Она сама работа и есть
. А мы ее в лицо не заметили. В этом смысле ее никто не знает. Работа действительно уникальная. Я не знаю в мире теперь писателя, который осмелился бы так смиренно и просто рассказать, не рисуясь немного и не отмечая черты героя, свой день. Я бы так не смог, от стыда я скрыл бы или, как Блок, сорвался в гротескный ужас – свое очернение, тоже способ спрятаться. Попробуйте вы так рассказать свой день. Выбор описанного, каждый взгляд на себя («жду почту, которая мне не нужна, но по старой привычке») достигнут десятилетиями школы настоящей правды. Не рисуясь, т. е. не выделяя аспект себя. Это настоящее описание. За ним чистый человек.Этим достижением чистоты в свете правды сделано то, что Толстой уже не остается, когда покинут и оставлен, в пустоте.

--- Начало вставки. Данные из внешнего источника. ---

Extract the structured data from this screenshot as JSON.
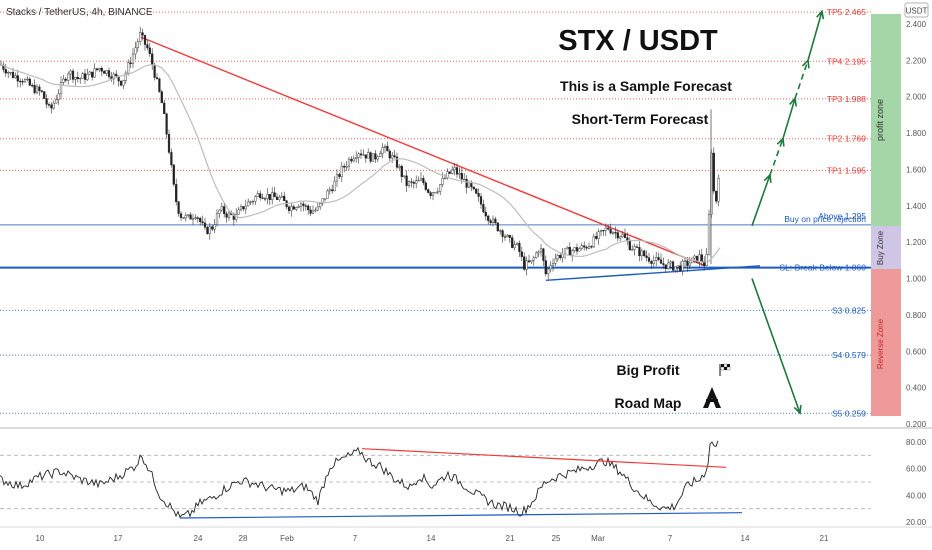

Нынче, лежа в постели, утром пережил давно не переживавшееся чувство сомнения во всём. В конце концов, остается всё-таки одно: добро, любовь – то благо, которое никто отнять не может. (28.4.1908 // <там же>)
Здесь впервые мы получаем отчетливое определение любви, которая у Толстого мы только отсветами понимали: она то, что не шатается в момент нигилизма, продолжает держаться и держать. Это преодоление нигилизма. Толстой был молодой крайним нигилистом. Его нигилизм выработал себе выход.
И мне кажется, что Толстой сам заманивал
к себе эту потерянность, или нарочно заглядывал в бездну, в безумие, чтобы проверить, что пространств, неприступных для его опоры, не осталось. Нарочно провоцировал крайние состояния, во всяком случае уж точно не боялся их. Вот опыт, физиологически тот же что нигилизм. Под брошенностью есть биологическая основа, но я оставляю эту тему на потом. Оставляю на потом и доказательство, что Толстой видит общие корни сумасшествия, нигилизма и брошенности:12 мая 1908. Ясная Поляна.
Со мной случилось нынче что-то новое, необыкновенное, не знаю, хорошее или дурное, должно быть хорошее, потому что всё, что было, есть и будет, всё только хорошо: случилось то, что я проснулся с небольшой головной болью и как-то странно забыв всё: который час? Что я пишу? Куда идти? Но, удивительная вещь! рядом с этим особенная чуткость к добру: увидал мальчика, спящего на земле, – жалко; бабы работают – мне особенно стыдно. Прохожие – мне не досадно, а жалко. Так что совсем не к худшему, а к лучшему. (<Там же>)Заметьте, что не технические соображения – апоплексический удар? старческая амнезия? не выспался? что вчера ел? – а всё та же, в сущности единственная для Толстого всю его жизнь оценка: хорошо или плохо?
Какая дремучая глубина в этом роде оценки. Лосев рассказывал о старом еврее на демонстрации полетов до революции в Ростове. Он встревожился и всех спрашивал: А что, евреям от этого будет хорошо или плохо?
Сохранение опоры в момент потери всех опор сделало возможным распределение себя с этого тела на другие тела, и шире, умение брать всё, как я говорю, с улицы, отовсюду, откуда попало и пришлось. Причем брать не через себя пропуская, а прямо, отдаваясь, становясь мальчиком на земле и прохожим со своими заботами, – и если они просители, то конечно снова неприятно, но взять их самих по себе независимо от Толстого, думающих о деле, старательных, то соучастие.
В новых опытах навидения он теперь подбирается к тому, чтобы видеть в другом не отвлеченного себя духовного, а себя интимно родного. Сейчас мы подыщем слово для такого
участия и вспомним что-то из аскетики. Не просто любящее, а интимно влюбленное отношение: влюбленность в другого, вот что теперь мерещится Толстому. Другой не просто такой же, как я, а самый близкий родной, какой только может быть. В конечном счете я сам как любимый, единственный и драгоценный из всех.